Die Studie zeigt auch die Notwendigkeit, die Überwachung des ACC und der antarktischen Eisschmelze zu verstärken. Kontinuierliche Beobachtungen und verbesserte Klimamodelle sind entscheidend, um die Veränderungen im Ozean besser zu verstehen und fundierte Entscheidungen über Klimaschutzmaßnahmen treffen zu können. Zusätzlich zu globalen Anstrengungen zur Reduzierung von Treibhausgasen könnten auch regionale Anpassungsmaßnahmen in Betracht gezogen werden, um die Auswirkungen der ACC-Verlangsamung auf bestimmte Küstenregionen und marine Ökosysteme zu minimieren. Dies könnte den Schutz von Küsteninfrastruktur, die Anpassung von Fischereipraktiken und die Einrichtung von Meeresschutzgebieten umfassen.
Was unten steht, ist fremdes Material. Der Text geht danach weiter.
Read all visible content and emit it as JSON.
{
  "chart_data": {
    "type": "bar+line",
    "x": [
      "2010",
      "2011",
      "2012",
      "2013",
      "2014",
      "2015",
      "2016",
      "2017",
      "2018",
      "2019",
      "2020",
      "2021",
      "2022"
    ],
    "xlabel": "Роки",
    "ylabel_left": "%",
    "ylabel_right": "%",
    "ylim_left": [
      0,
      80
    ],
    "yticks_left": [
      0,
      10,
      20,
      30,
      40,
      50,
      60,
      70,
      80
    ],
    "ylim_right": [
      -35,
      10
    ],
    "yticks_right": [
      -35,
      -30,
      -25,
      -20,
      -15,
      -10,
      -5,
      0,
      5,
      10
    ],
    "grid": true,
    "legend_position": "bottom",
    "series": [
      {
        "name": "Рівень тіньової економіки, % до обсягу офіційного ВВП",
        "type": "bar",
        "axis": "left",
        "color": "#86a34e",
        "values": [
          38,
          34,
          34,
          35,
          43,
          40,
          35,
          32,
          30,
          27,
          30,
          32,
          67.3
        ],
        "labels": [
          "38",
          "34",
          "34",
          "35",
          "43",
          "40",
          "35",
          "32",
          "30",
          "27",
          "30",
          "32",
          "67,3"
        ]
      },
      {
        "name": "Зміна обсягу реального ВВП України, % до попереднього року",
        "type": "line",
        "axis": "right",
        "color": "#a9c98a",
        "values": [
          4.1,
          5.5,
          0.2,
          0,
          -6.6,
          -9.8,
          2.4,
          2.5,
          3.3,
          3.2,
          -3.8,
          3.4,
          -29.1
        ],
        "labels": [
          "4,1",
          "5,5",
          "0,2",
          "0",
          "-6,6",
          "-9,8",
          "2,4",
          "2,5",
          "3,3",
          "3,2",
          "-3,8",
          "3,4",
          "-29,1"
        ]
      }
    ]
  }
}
Die Verlangsamung des Antarktischen Zirkumpolarstroms ist ein weiteres alarmierendes Zeichen für die Auswirkungen des Klimawandels. Das Schmelzen der Antarktis ist nicht nur ein Problem für Eisbären und Pinguine – es hat globale Auswirkungen, die uns alle betreffen. Die wissenschaftlichen Erkenntnisse sind eindeutig: Wir müssen jetzt handeln, um die schlimmsten Folgen des Klimawandels zu verhindern.
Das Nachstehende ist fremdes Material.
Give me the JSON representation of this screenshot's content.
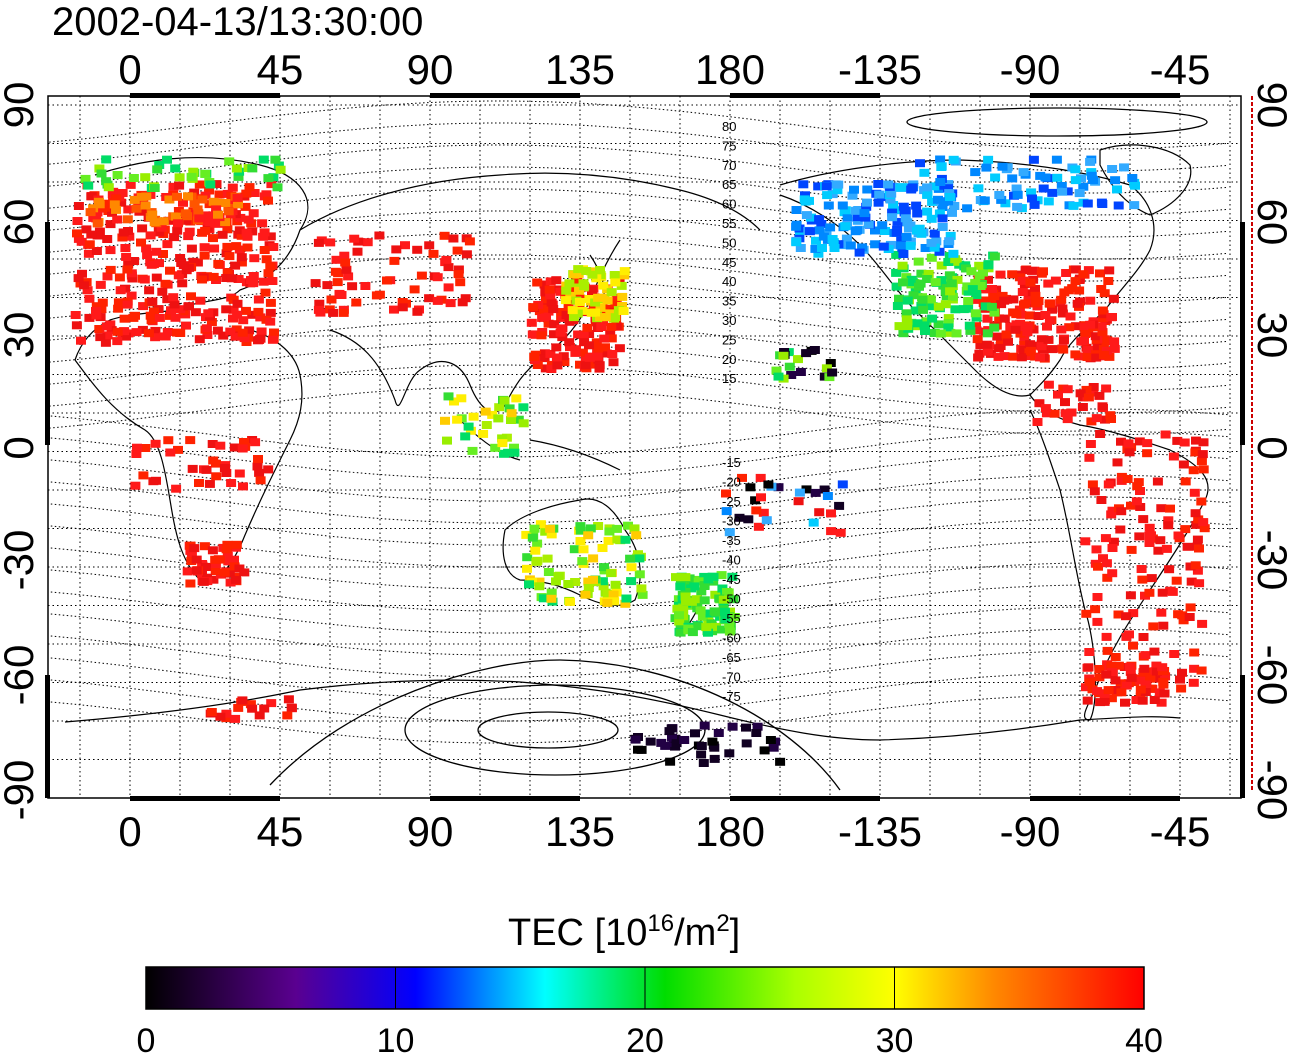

Die Komplexität des Klimasystems und die Wechselwirkungen zwischen Ozean, Atmosphäre und Eisschilden erfordern einen interdisziplinären Ansatz. Die Zusammenarbeit von Ozeanographen, Klimatologen, Glaziologen und anderen Forschern ist unerlässlich, um ein umfassendes Bild der Veränderungen zu erhalten und effektive Strategien zur Bewältigung der Herausforderungen zu entwickeln. Die Forschungsergebnisse tragen auch zu einem besseren Verständnis des "atlantischen Umwälzkreislaufs" (AMOC) bei, einem weiteren wichtigen System von Meeresströmungen, das ebenfalls Anzeichen einer Abschwächung zeigt. Die Verlangsamung des ACC und der AMOC sind miteinander verbundene Phänomene, die das Potenzial haben, das globale Klima erheblich zu stören.